Adjusting Join Shuffle with Hint
Principleβ
Doris supports the use of hints to adjust the type of data shuffle in Join operations, thereby optimizing query performance. This section will introduce in detail how to use hints in Doris to specify the type of Join shuffle.
Currently, Doris is limited to specifying the Distribute Type for the right table in a Join and provides only two types to choose from: [shuffle]
and [broadcast]
. The Distribute Type needs to be placed before the right table in the Join, using square brackets []
.
Examples are as follows:
SELECT COUNT(*) FROM t2 JOIN [broadcast] t1 ON t1.c1 = t2.c2;
SELECT COUNT(*) FROM t2 JOIN [shuffle] t1 ON t1.c1 = t2.c2;
SELECT /*+ ordered */ COUNT(*) FROM t2 JOIN [broadcast] t1 ON t1.c1 = t2.c2;
SELECT /*+ ordered */ COUNT(*) FROM t2 JOIN [shuffle] t1 ON t1.c1 = t2.c2;
When using hints, please note the following:
-
If Doris encounters a DistributeHint that cannot correctly generate an execution plan, it will not display the hint but will make it effective according to the "best effort" principle.
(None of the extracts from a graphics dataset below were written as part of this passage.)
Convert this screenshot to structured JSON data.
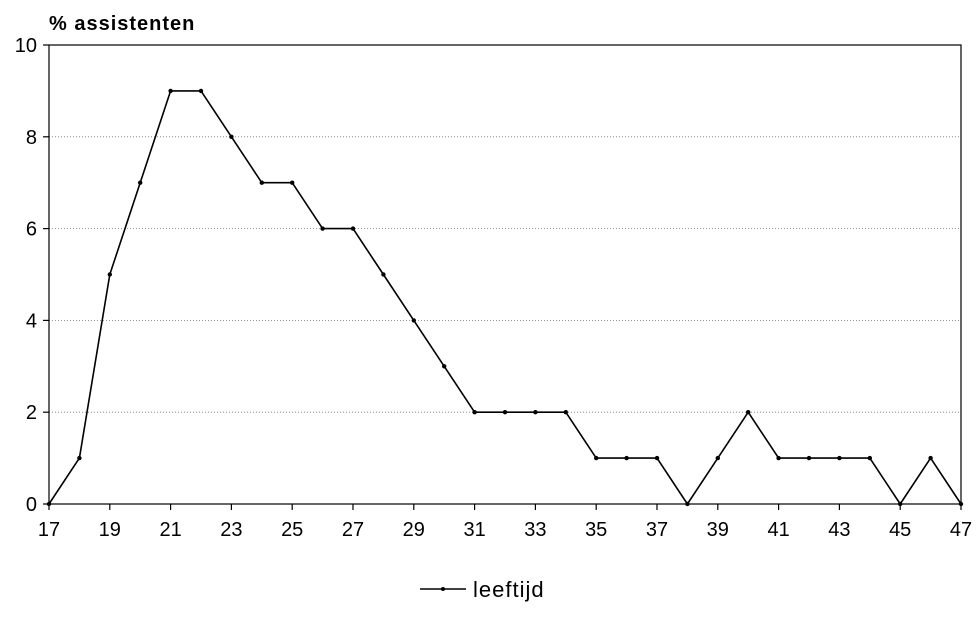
{
  "chart_data": {
    "type": "line",
    "ylabel": "% assistenten",
    "xlabel": "",
    "x": [
      17,
      18,
      19,
      20,
      21,
      22,
      23,
      24,
      25,
      26,
      27,
      28,
      29,
      30,
      31,
      32,
      33,
      34,
      35,
      36,
      37,
      38,
      39,
      40,
      41,
      42,
      43,
      44,
      45,
      46,
      47
    ],
    "series": [
      {
        "name": "leeftijd",
        "values": [
          0,
          1,
          5,
          7,
          9,
          9,
          8,
          7,
          7,
          6,
          6,
          5,
          4,
          3,
          2,
          2,
          2,
          2,
          1,
          1,
          1,
          0,
          1,
          2,
          1,
          1,
          1,
          1,
          0,
          1,
          0
        ]
      }
    ],
    "xlim": [
      17,
      47
    ],
    "ylim": [
      0,
      10
    ],
    "xticks": [
      "17",
      "19",
      "21",
      "23",
      "25",
      "27",
      "29",
      "31",
      "33",
      "35",
      "37",
      "39",
      "41",
      "43",
      "45",
      "47"
    ],
    "yticks": [
      "0",
      "2",
      "4",
      "6",
      "8",
      "10"
    ],
    "grid": "horizontal dotted",
    "legend_position": "bottom-center",
    "line_color": "#000000"
  }
}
Ultimately, the distribute method displayed by EXPLAIN shall be deemed as final.
-
In the current version, DistributeHint does not support mixing with LEADING, and the hint will only take effect when the table specified by distribute is on the right side of the Join.
-
It is recommended to mix DistributeHint with ORDERED. First, use ORDERED to fix the Join order, and then specify the expected distribute method in the corresponding Join.
Use Caseβ
Next, we will demonstrate the use of hints through the same example:
1. Before Using Hint:
EXPLAIN SHAPE PLAN SELECT COUNT(*) FROM t1 JOIN t2 ON t1.c1 = t2.c2;
Result:
+----------------------------------------------------------------------------------+
| Explain String (Nereids Planner) |
+----------------------------------------------------------------------------------+
| PhysicalResultSink |
| --hashAgg [GLOBAL] |
| ----PhysicalDistribute [DistributionSpecGather] |
| ------hashAgg [LOCAL] |
| --------PhysicalProject |
| ----------hashJoin [INNER_JOIN] hashCondition=((t1.c1 = t2.c2)) otherCondition=()|
| ------------PhysicalProject |
| --------------PhysicalOlapScan [t1] |
| ------------PhysicalDistribute [DistributionSpecHash] |
| --------------PhysicalProject |
| ----------------PhysicalOlapScan [t2] |
+----------------------------------------------------------------------------------+
2. After Using Hint:
EXPLAIN SHAPE PLAN SELECT /*+ ordered */ COUNT(*) FROM t2 JOIN [broadcast] t1 ON t1.c1 = t2.c2;
Result:
+----------------------------------------------------------------------------------+
| Explain String (Nereids Planner) |
+----------------------------------------------------------------------------------+
| PhysicalResultSink |
| --hashAgg [GLOBAL] |
| ----PhysicalDistribute [DistributionSpecGather] |
| ------hashAgg [LOCAL] |
| --------PhysicalProject |
| ----------hashJoin [INNER_JOIN] hashCondition=((t1.c1 = t2.c2)) otherCondition=()|
| ------------PhysicalProject |
| --------------PhysicalOlapScan [t2] |
| ------------PhysicalDistribute [DistributionSpecReplicated] |
| --------------PhysicalProject |
| ----------------PhysicalOlapScan [t1] |
| |
| Hint log: |
| Used: ORDERED |
| UnUsed: |
| SyntaxError: |
+----------------------------------------------------------------------------------+
In the EXPLAIN results, you can see the relevant information for the distribute operator:
-
DistributionSpecReplicated
indicates that the corresponding data is replicated to all BE nodes. -
DistributionSpecGather
indicates that the data is gathered to the FE node. -
DistributionSpecHash
indicates that the data is scattered to different BE nodes according to a specific HashKey and algorithm.
Summaryβ
By reasonably using DistributeHint, you can optimize the Shuffle method for Join operations and enhance query performance. In practice, it is recommended to first analyze the query execution plan using EXPLAIN and then select the appropriate Shuffle type based on the actual situation. When using it, please pay attention to the following points:
- If a DistributeHint fails to correctly generate an execution plan, Doris will not display the Hint but will make it effective based on the principle of "best effort". Ultimately, the Distribute method displayed by EXPLAIN prevails.
- In the current version, DistributeHint temporarily does not support mixing with LEADING, and the Hint will only take effect when the table specified by Distribute is located on the right side of the Join.
- It is recommended to mix DistributeHint with ORDERED. First, use ORDERED to fix the Join order, and then specify the expected Distribute method for the corresponding Join.